The group then moved to the fourth course, an artisan cheese tasting, that included a smoked goat rind chevre from River's Edge wrapped in smoked maple leaves that were misted with bourbon, an organic sheep milk gouda from Cypress Grove, and a blue-veined cow semi-soft cheese from Rogue Creamery.  With the cheese plate, we tasted a 1975 Ch. Leoville Las Cases, a 1978 Ch. Leoville Las Cases, a 1985 Ch. Gruaud Larose and a 1986 Ch. Gruaud Larose.  Although there was no clear favorite of this flight, most were surprised at how the 1975 Las Cases was holding up and agreed that the 1985 Gruaud Larose was the most well-balanced. 
 
 
Greg then opened a little surprise for the goup and a wine not listed in the menu, a 1961 Ch.
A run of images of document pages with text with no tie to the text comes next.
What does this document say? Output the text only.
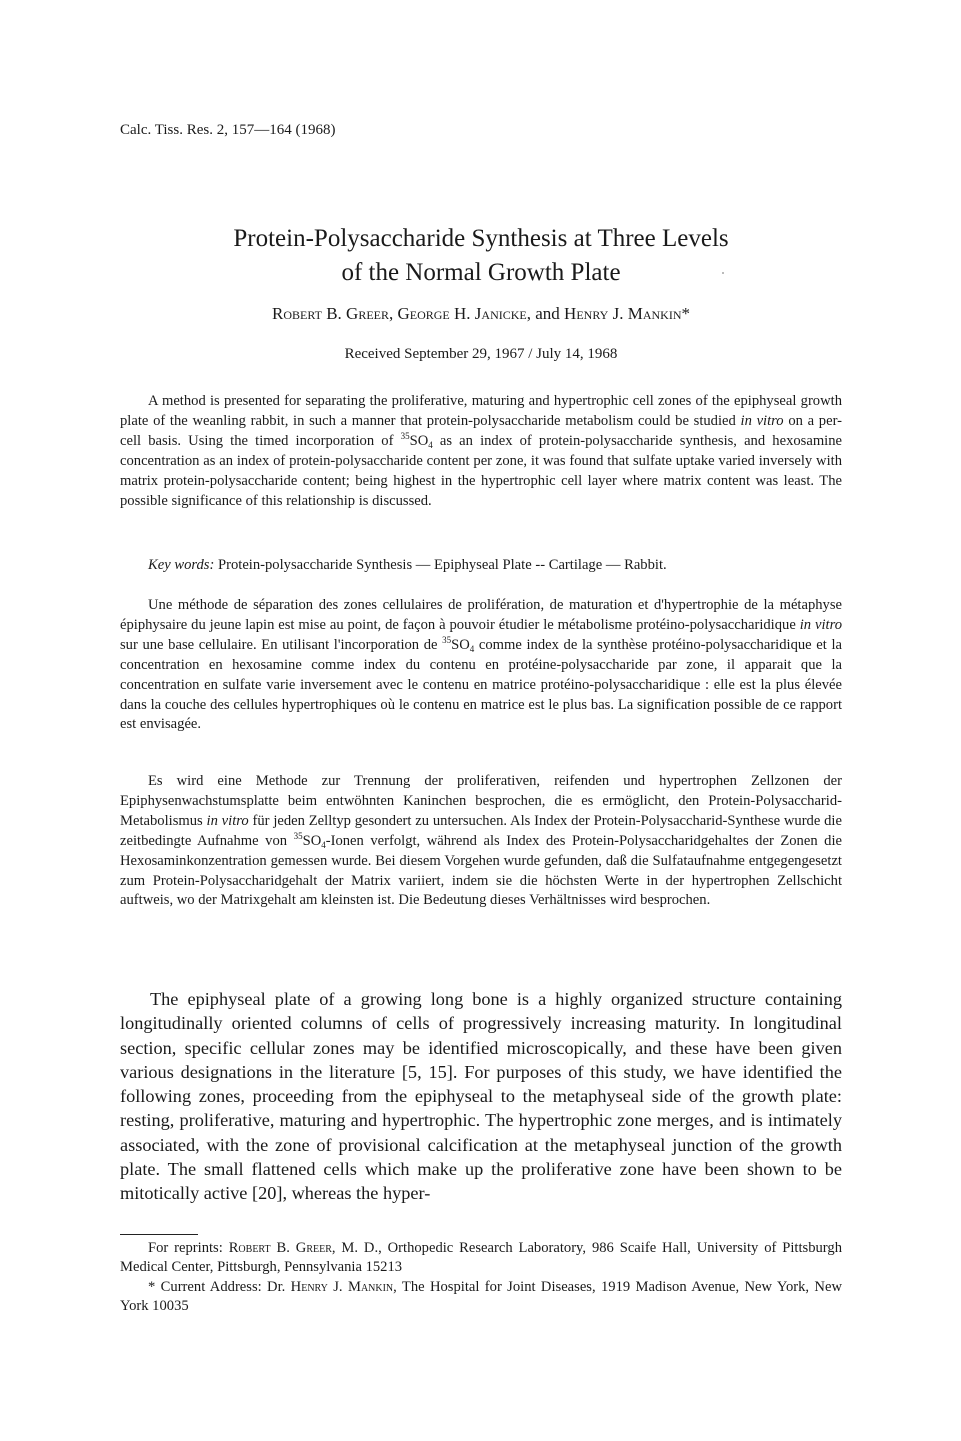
Calc. Tiss. Res. 2, 157—164 (1968)
Protein-Polysaccharide Synthesis at Three Levels
of the Normal Growth Plate
Robert B. Greer, George H. Janicke, and Henry J. Mankin*
Received September 29, 1967 / July 14, 1968

A method is presented for separating the proliferative, maturing and hypertrophic cell zones of the epiphyseal growth plate of the weanling rabbit, in such a manner that protein-polysaccharide metabolism could be studied in vitro on a per-cell basis. Using the timed incorporation of $^{35}SO_4$ as an index of protein-polysaccharide synthesis, and hexosamine concentration as an index of protein-polysaccharide content per zone, it was found that sulfate uptake varied inversely with matrix protein-polysaccharide content; being highest in the hypertrophic cell layer where matrix content was least. The possible significance of this relationship is discussed.

Key words: Protein-polysaccharide Synthesis — Epiphyseal Plate -- Cartilage — Rabbit.

Une méthode de séparation des zones cellulaires de prolifération, de maturation et d'hypertrophie de la métaphyse épiphysaire du jeune lapin est mise au point, de façon à pouvoir étudier le métabolisme protéino-polysaccharidique in vitro sur une base cellulaire. En utilisant l'incorporation de $^{35}SO_4$ comme index de la synthèse protéino-polysaccharidique et la concentration en hexosamine comme index du contenu en protéine-polysaccharide par zone, il apparait que la concentration en sulfate varie inversement avec le contenu en matrice protéino-polysaccharidique : elle est la plus élevée dans la couche des cellules hypertrophiques où le contenu en matrice est le plus bas. La signification possible de ce rapport est envisagée.

Es wird eine Methode zur Trennung der proliferativen, reifenden und hypertrophen Zellzonen der Epiphysenwachstumsplatte beim entwöhnten Kaninchen besprochen, die es ermöglicht, den Protein-Polysaccharid-Metabolismus in vitro für jeden Zelltyp gesondert zu untersuchen. Als Index der Protein-Polysaccharid-Synthese wurde die zeitbedingte Aufnahme von $^{35}SO_4$-Ionen verfolgt, während als Index des Protein-Polysaccharidgehaltes der Zonen die Hexosaminkonzentration gemessen wurde. Bei diesem Vorgehen wurde gefunden, daß die Sulfataufnahme entgegengesetzt zum Protein-Polysaccharidgehalt der Matrix variiert, indem sie die höchsten Werte in der hypertrophen Zellschicht auftweis, wo der Matrixgehalt am kleinsten ist. Die Bedeutung dieses Verhältnisses wird besprochen.

The epiphyseal plate of a growing long bone is a highly organized structure containing longitudinally oriented columns of cells of progressively increasing maturity. In longitudinal section, specific cellular zones may be identified microscopically, and these have been given various designations in the literature [5, 15]. For purposes of this study, we have identified the following zones, proceeding from the epiphyseal to the metaphyseal side of the growth plate: resting, proliferative, maturing and hypertrophic. The hypertrophic zone merges, and is intimately associated, with the zone of provisional calcification at the metaphyseal junction of the growth plate. The small flattened cells which make up the proliferative zone have been shown to be mitotically active [20], whereas the hyper-

For reprints: Robert B. Greer, M. D., Orthopedic Research Laboratory, 986 Scaife Hall, University of Pittsburgh Medical Center, Pittsburgh, Pennsylvania 15213

* Current Address: Dr. Henry J. Mankin, The Hospital for Joint Diseases, 1919 Madison Avenue, New York, New York 10035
Gloria.  There was some concern that the wine was past it's prime, but after some decanting and time, the wine showed beautifully.  For most, this turned out to be the wine of the evening.
 
 
We ended the evening with a 1997 Rene Renou Cuvee Anne, a late harvest Chenin Blanc from the Loire Valley, along side the Grand Dessert, Vanilla "Three Ways."  The individual creme brulee, with a hard candy, went extremely well with the dessert wine.
 
 
A special thanks to Stu and Mary, and the staff of Terrior, for making this one special evening.  Those attending all agreed that the food pairings selected by Stu were spot on, the service of the wait staff, with Mary at the helm, was exceptional, and the wine from the little commune of St. Julien was almost flawless.